UNTIL A year ago, Farmers would take their sacks and crates of peas, tomatoes, capsicum, beans, cauliflower and ginger to the Agriculture Produce Market Committee (APMC) in Solan Mandi, 46 km south of Shimla, and watch as commission agents, or arthiyas, called for bids and sealed them.

farmers are not happy with the prices they got and they knew the agents made underhand deals with buyers but could do little about it. That’s how these mandis have always operated. The agents charge a commission of 4 per cent from us and another 7 per cent from buyers.

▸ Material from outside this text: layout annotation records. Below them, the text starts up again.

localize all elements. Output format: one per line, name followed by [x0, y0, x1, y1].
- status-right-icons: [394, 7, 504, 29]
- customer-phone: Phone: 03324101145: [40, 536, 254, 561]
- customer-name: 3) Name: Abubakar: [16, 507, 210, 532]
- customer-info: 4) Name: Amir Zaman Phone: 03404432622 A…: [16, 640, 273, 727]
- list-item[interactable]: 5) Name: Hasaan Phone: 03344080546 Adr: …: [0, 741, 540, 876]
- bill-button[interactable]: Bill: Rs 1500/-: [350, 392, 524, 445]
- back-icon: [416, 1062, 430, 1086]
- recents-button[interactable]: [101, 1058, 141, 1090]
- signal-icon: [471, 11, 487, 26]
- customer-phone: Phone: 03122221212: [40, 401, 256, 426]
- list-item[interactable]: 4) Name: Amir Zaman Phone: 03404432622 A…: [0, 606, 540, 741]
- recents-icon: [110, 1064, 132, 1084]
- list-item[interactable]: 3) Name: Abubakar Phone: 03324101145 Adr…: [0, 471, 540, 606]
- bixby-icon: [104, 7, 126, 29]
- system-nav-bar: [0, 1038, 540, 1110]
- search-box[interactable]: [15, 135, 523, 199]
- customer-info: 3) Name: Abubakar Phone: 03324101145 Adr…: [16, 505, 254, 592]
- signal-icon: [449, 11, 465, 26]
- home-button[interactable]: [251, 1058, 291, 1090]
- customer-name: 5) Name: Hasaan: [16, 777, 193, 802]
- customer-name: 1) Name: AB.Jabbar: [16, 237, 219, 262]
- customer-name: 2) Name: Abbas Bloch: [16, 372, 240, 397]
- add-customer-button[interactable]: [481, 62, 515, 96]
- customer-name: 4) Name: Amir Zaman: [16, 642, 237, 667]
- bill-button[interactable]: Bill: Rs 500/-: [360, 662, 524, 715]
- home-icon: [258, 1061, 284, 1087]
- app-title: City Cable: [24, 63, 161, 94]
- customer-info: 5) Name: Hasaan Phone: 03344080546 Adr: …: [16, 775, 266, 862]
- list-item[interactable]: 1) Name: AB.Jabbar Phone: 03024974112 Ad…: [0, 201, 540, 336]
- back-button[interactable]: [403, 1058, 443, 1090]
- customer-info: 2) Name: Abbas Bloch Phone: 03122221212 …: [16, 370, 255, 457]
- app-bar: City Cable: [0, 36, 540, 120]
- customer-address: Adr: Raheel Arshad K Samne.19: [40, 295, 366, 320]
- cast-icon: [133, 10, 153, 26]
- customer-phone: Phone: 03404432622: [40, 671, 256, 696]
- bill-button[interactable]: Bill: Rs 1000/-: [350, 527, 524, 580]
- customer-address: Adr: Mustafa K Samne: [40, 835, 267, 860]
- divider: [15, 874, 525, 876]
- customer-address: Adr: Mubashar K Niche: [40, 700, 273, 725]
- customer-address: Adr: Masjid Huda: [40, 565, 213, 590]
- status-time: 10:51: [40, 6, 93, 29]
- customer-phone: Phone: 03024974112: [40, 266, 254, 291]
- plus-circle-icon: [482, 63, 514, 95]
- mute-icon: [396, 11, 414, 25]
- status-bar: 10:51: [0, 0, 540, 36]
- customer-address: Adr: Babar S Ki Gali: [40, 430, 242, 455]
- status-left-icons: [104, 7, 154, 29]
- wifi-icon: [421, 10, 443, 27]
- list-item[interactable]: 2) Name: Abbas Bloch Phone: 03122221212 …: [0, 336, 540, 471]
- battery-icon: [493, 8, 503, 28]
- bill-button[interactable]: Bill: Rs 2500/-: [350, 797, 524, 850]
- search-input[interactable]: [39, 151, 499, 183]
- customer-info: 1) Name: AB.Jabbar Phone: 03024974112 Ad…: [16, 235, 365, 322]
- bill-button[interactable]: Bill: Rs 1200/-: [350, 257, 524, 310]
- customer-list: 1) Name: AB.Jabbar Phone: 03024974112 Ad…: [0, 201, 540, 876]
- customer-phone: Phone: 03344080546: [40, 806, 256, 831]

That changed, however, when the markets of Solan and Shimla became part of the National Agriculture Market (e-NAM) project, a flagship pan-India electronic trading portal for agricultural produce launched by the central government in April 2016.

Today, Farmers can log in to the e-NAM website, access real-time wholesale rates across the country and choose their buyer, completely bypassing the agents.

Within a year of the e-NAM launch, APMC Solan has transacted business worth Rs 4.09 crore, of which Rs 3.12 crore were from apples. APMC Solan has already enrolled 4,267 farmers, 92 commission agents and 423 traders under the e-trading project.

Every morning, farmers or their representatives turn up at the entry point of the mandi with their produce, after which APMC officials examine samples for quality and grade, and weigh them in the presence of farmers. The farmers, who are registered on the e-NAM portal, then log into the website using their unique ID numbers and list the items they want to sell, with descriptions about quality and quantity.

The action moves to the “bidding hall”, on the first floor of the market yard, where APMC officials sit with their laptops around a table, facing farmers and commission agents, who now act on behalf of buyers. With a supervisor overseeing the bidding, farmers watch the giant screen on the wall, which displays the item being bid by local traders and those from other states.

After the process is done, the farmer picks a suitable bid, the transaction is frozen and the grower issued a printed e-sale agreement. It’s up to the agents to ensure that the produce reaches buyers — the APMC charges a transaction fee of one per cent from buyers.

The earnings of farmers have gone up by 60 to 70 per cent since the new system came in.

Thakur one of the farmer in solan says, "It’s easy. This way, we get to sell our produce at the click of a button, From the Rs 3.5-4 lakh that I used to earn earlier, I now make around Rs 7 lakh. This system is absolutely transparent and free from hera-pheri (manipulation). Receipts of the produce sold are credited to our bank accounts by the end of the day."